Thoracic endometriosis tend to present with chronic or sub-acute symptoms which are non-specific symptoms leading to late diagnosis. Drainage was done followed by chemical pleurodesis using bleomycin with resolution of symptoms on her follow up. Complications include pneumothorax, pneumohemothorax or hemothorax.Ī 31 year old woman with history of infertility presented with shortness of breath and was found to have a significant right sided pneumohemothorax. The clinical presentation is depends on site of implantation. Early detection can be achieved with serum cancer antigen 125 measurement and may be helpful in indicating videothoracoscopic surgery.Įndometrial glandular tissue can implant in the thorax of women suffering from endometriosis. The frequency of thoracic endometriosis-related pneumothorax corresponds to, on average, a third of females presenting with recurrent pneumothorax. The mean value in males was similar to that observed in disease-free females. The CA125 concentration was significantly higher in females with endometriosis compared to disease-free females (76.1 versus 16 U x mL(-1)). Videothoracoscopically diagnosed endometriosis occurred in 29% of females.
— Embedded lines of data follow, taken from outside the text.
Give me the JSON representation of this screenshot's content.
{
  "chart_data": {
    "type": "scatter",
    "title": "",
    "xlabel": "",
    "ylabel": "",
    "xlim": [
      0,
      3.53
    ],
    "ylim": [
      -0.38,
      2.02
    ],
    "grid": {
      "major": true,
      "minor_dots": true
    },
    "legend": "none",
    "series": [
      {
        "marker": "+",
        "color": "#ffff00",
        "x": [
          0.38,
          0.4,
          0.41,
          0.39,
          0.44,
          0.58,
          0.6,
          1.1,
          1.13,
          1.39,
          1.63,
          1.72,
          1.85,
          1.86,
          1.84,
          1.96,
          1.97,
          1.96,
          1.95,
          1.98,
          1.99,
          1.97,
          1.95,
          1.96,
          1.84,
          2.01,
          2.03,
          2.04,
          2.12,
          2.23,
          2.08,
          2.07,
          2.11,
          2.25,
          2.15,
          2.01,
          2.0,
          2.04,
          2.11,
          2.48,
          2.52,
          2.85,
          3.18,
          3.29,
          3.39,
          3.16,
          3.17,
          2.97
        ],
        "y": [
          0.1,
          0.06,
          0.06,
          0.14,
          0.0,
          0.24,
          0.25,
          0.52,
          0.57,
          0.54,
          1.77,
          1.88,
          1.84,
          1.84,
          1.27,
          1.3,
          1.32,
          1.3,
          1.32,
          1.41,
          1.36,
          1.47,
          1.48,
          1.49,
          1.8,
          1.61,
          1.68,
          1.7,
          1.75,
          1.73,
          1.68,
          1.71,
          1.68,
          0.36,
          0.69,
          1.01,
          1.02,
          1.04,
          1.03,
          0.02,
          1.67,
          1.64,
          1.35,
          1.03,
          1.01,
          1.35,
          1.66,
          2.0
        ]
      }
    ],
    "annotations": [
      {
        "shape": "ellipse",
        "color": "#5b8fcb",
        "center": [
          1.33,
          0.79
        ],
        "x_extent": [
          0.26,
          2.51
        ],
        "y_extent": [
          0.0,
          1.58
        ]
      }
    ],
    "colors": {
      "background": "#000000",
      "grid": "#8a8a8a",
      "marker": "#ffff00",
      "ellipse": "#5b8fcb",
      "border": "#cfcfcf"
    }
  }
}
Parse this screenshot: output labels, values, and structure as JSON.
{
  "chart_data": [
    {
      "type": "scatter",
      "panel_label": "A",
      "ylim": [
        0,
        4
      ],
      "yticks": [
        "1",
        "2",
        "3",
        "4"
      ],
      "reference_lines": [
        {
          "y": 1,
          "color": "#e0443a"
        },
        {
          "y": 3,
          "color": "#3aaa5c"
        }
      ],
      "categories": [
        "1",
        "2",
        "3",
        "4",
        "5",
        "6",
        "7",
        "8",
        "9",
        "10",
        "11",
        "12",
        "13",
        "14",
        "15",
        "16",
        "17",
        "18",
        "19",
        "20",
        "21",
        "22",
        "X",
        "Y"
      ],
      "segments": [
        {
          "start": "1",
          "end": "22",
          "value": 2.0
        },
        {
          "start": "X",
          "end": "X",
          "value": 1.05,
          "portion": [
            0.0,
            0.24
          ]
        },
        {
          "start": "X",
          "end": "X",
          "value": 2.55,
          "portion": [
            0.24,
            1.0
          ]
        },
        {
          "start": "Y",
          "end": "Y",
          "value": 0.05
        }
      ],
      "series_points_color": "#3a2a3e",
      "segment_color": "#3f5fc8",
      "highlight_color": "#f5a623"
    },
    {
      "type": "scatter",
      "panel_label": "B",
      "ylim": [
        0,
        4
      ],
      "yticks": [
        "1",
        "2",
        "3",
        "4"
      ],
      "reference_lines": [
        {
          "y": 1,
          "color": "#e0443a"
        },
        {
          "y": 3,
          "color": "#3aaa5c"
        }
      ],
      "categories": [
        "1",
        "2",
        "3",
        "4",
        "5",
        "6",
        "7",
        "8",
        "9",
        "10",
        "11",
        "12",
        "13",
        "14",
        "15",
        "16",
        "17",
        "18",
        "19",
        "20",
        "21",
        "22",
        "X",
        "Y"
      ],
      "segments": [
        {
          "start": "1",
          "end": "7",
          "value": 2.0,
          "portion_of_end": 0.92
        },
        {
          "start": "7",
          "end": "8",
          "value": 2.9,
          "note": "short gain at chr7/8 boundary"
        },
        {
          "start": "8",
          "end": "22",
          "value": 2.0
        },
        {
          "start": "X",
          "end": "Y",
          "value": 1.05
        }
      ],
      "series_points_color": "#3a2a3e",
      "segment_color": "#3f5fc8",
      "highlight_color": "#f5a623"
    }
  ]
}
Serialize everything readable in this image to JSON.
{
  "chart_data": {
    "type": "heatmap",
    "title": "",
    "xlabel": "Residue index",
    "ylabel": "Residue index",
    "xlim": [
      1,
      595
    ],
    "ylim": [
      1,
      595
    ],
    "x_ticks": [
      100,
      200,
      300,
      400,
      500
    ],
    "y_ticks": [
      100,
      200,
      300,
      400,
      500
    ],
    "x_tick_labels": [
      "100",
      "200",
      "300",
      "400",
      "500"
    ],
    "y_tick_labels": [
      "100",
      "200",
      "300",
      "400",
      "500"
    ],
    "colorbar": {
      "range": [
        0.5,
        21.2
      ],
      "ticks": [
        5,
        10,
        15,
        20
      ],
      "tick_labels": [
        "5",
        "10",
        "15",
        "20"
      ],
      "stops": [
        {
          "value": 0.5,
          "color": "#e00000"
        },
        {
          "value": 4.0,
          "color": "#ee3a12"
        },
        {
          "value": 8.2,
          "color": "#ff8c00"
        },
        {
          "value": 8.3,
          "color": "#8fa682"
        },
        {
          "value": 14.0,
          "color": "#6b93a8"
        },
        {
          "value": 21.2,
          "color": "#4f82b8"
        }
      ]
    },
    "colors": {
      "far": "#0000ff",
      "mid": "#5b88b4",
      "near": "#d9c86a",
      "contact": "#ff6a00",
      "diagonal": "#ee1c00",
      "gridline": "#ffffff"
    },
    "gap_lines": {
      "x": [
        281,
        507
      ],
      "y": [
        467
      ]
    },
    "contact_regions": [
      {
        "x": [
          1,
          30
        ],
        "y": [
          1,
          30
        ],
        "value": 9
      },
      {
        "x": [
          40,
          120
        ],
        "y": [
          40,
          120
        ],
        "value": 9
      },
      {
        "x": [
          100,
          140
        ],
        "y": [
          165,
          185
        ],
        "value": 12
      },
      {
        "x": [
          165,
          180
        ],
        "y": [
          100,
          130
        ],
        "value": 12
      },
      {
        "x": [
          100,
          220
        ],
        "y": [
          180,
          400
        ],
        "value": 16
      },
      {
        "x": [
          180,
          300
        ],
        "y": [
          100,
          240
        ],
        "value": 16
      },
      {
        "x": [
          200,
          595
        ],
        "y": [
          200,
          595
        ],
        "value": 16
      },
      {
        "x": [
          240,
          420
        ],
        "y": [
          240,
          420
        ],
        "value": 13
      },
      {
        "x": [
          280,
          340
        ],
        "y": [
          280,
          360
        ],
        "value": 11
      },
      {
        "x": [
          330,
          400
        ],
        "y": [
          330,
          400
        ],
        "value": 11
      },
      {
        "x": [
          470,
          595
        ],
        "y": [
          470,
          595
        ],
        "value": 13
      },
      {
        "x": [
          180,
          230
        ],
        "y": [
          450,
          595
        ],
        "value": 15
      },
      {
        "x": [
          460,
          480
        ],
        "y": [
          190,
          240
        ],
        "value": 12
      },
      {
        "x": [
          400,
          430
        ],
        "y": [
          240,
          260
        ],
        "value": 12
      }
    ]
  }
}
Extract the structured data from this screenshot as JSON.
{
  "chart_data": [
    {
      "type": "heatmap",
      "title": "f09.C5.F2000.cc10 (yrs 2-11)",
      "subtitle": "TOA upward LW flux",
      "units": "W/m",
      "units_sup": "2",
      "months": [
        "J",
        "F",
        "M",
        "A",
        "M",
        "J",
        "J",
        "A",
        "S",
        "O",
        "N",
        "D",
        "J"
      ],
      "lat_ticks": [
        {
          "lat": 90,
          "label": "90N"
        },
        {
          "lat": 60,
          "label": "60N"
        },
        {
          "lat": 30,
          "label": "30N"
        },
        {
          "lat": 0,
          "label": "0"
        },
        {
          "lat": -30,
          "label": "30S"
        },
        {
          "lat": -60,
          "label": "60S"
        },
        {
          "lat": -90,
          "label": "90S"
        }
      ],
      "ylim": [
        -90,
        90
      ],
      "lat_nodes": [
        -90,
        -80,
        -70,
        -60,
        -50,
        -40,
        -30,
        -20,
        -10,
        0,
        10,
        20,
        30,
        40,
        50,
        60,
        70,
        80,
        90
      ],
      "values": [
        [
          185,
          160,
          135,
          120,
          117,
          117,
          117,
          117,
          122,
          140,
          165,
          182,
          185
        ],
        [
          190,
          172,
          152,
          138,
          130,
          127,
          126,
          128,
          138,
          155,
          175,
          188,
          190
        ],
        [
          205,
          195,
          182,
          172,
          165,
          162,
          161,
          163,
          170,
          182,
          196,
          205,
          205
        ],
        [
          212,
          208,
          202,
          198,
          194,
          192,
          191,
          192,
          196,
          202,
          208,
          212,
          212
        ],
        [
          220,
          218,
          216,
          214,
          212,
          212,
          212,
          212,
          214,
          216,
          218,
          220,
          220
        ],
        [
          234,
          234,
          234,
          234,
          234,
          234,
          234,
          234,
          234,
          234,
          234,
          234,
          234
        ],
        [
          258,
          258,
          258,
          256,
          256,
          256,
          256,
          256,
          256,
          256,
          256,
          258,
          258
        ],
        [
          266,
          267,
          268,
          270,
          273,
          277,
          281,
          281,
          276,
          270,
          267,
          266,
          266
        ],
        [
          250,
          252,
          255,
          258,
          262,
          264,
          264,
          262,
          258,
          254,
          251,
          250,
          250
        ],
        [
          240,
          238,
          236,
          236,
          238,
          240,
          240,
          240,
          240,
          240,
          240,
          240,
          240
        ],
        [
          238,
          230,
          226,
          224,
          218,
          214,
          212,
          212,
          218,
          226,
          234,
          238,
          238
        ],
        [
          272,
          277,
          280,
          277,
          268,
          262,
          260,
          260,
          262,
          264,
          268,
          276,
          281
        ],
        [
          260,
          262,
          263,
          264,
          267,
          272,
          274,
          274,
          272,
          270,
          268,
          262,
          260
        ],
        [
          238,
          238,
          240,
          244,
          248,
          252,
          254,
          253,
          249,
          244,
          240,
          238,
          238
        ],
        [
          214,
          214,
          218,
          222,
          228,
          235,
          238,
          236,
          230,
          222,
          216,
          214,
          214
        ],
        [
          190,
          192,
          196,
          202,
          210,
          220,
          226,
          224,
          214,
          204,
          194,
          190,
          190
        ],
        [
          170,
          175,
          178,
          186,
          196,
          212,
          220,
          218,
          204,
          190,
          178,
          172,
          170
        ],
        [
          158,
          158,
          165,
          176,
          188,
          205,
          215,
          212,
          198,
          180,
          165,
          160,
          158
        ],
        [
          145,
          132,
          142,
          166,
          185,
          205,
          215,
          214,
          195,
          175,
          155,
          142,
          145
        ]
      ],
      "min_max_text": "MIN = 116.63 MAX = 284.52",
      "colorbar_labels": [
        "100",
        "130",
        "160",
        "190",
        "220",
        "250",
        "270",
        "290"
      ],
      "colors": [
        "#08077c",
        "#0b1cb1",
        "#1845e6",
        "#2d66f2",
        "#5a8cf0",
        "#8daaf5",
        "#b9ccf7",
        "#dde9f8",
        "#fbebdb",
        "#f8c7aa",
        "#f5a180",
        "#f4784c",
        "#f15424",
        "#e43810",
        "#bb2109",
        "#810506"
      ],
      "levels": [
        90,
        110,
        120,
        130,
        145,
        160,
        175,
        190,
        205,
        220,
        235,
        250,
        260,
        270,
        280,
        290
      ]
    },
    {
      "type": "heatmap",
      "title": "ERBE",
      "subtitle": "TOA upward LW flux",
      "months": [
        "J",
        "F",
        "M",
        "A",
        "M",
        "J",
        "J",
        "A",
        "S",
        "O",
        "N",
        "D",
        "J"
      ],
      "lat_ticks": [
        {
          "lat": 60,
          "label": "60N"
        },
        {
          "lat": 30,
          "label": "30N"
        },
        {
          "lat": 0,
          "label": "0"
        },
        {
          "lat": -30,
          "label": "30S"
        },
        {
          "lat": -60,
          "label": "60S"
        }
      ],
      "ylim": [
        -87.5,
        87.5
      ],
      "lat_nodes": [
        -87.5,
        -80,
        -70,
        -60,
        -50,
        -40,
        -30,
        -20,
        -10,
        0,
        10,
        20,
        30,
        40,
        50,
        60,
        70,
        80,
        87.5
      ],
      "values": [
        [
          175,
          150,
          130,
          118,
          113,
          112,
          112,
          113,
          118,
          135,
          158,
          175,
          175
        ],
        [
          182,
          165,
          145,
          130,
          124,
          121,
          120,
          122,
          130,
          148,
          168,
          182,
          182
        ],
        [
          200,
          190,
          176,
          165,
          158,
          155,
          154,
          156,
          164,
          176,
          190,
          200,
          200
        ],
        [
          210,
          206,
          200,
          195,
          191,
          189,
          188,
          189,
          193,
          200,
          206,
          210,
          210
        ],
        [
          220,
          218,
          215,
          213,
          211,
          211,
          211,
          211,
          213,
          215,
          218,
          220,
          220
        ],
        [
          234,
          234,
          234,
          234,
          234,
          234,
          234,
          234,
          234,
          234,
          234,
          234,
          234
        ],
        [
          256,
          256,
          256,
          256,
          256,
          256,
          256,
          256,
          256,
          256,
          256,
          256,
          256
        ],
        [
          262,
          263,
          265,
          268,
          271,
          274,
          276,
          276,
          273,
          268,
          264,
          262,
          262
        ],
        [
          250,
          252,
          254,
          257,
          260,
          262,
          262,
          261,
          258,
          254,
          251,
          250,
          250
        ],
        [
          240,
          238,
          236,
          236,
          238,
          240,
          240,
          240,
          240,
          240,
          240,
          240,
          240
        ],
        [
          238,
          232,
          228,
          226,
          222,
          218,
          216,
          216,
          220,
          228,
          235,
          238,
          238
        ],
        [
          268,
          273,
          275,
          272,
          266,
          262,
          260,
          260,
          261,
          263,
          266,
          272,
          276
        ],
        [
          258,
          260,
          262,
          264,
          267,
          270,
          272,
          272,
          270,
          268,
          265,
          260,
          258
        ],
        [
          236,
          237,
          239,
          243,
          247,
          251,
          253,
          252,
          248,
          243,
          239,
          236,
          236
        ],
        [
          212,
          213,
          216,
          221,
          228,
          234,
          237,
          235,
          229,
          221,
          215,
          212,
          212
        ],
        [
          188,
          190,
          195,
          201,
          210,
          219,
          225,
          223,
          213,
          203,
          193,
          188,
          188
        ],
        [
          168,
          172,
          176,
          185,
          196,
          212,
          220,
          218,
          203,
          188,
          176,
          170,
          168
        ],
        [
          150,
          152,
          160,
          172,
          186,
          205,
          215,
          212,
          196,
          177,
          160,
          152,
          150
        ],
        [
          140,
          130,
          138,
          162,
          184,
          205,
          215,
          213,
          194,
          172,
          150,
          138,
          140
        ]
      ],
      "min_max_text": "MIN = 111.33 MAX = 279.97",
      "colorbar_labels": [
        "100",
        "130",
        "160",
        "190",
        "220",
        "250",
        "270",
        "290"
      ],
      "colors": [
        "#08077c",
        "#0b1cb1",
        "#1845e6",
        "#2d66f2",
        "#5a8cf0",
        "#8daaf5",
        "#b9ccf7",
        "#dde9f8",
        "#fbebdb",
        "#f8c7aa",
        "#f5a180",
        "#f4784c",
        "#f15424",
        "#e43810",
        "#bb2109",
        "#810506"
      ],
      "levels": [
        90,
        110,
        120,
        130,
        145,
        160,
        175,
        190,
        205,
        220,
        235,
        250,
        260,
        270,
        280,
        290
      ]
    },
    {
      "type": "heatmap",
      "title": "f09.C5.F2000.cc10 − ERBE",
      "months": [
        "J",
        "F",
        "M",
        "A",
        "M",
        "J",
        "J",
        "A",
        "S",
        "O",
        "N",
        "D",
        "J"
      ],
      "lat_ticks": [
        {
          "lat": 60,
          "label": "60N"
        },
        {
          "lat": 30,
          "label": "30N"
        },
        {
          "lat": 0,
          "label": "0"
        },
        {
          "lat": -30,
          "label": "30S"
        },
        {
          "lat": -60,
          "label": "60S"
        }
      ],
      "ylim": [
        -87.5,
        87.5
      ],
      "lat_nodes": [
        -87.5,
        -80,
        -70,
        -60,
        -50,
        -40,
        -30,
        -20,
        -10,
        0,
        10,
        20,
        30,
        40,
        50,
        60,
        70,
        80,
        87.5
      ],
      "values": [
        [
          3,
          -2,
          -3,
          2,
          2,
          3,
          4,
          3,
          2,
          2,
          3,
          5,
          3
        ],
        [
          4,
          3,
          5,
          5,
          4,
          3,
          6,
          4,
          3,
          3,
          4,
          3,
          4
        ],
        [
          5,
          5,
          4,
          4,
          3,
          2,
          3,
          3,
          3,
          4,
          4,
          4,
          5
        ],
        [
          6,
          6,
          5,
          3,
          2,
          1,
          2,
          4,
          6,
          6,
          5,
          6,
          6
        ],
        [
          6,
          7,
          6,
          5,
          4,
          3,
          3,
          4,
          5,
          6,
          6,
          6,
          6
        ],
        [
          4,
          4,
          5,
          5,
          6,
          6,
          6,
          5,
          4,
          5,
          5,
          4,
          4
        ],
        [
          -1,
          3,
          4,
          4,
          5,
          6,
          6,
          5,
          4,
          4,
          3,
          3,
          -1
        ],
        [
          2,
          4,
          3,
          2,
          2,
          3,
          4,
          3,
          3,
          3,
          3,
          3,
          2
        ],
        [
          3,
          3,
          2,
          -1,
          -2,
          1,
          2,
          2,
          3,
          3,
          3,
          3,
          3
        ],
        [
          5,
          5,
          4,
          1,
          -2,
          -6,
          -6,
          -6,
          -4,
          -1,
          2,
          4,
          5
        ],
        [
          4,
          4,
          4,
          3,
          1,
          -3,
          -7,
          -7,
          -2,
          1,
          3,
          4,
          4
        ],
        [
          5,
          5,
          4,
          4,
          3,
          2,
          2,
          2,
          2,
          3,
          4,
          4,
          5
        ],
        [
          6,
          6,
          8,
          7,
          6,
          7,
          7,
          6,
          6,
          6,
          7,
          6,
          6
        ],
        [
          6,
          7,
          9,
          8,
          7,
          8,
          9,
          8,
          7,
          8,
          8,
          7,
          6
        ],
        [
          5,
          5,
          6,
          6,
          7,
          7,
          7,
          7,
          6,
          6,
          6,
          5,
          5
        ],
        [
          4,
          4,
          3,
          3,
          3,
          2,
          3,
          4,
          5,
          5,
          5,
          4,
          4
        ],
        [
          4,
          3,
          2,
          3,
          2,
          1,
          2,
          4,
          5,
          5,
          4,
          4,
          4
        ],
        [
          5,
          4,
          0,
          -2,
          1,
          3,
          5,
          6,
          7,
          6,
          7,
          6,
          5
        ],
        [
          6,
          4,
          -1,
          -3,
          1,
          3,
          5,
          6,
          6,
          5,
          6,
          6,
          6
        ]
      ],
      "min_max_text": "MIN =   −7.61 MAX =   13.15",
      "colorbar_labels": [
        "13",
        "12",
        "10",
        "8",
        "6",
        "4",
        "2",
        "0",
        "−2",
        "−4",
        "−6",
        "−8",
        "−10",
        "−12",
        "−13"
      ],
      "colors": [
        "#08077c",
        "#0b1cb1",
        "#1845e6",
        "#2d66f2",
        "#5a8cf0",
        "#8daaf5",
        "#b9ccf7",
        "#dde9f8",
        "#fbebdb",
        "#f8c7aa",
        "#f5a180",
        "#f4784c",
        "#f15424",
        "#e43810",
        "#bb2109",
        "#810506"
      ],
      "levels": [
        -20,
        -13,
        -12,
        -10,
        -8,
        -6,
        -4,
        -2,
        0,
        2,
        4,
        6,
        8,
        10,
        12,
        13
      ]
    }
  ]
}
Serum CA125 was measured around a menstrual period in females and before surgery in males. The control group comprised 17 males (mean age 27 yrs), who underwent videothoracoscopic pleural abrasion. Between January 2004 and March 2006, 31 females (mean age 32 yrs) underwent pneumothorax surgery. The goal of the present prospective study was to assess the value of cancer antigen (CA)125 measurement in the detection of endometriosis in order to further enable early and adequate treatment of catamenial pneumothorax. Thoracic endometriosis is probably responsible for the high rate of recurrent pneumothoraces in females.

The thorax is the most frequent extrapelvic location of endometriosis.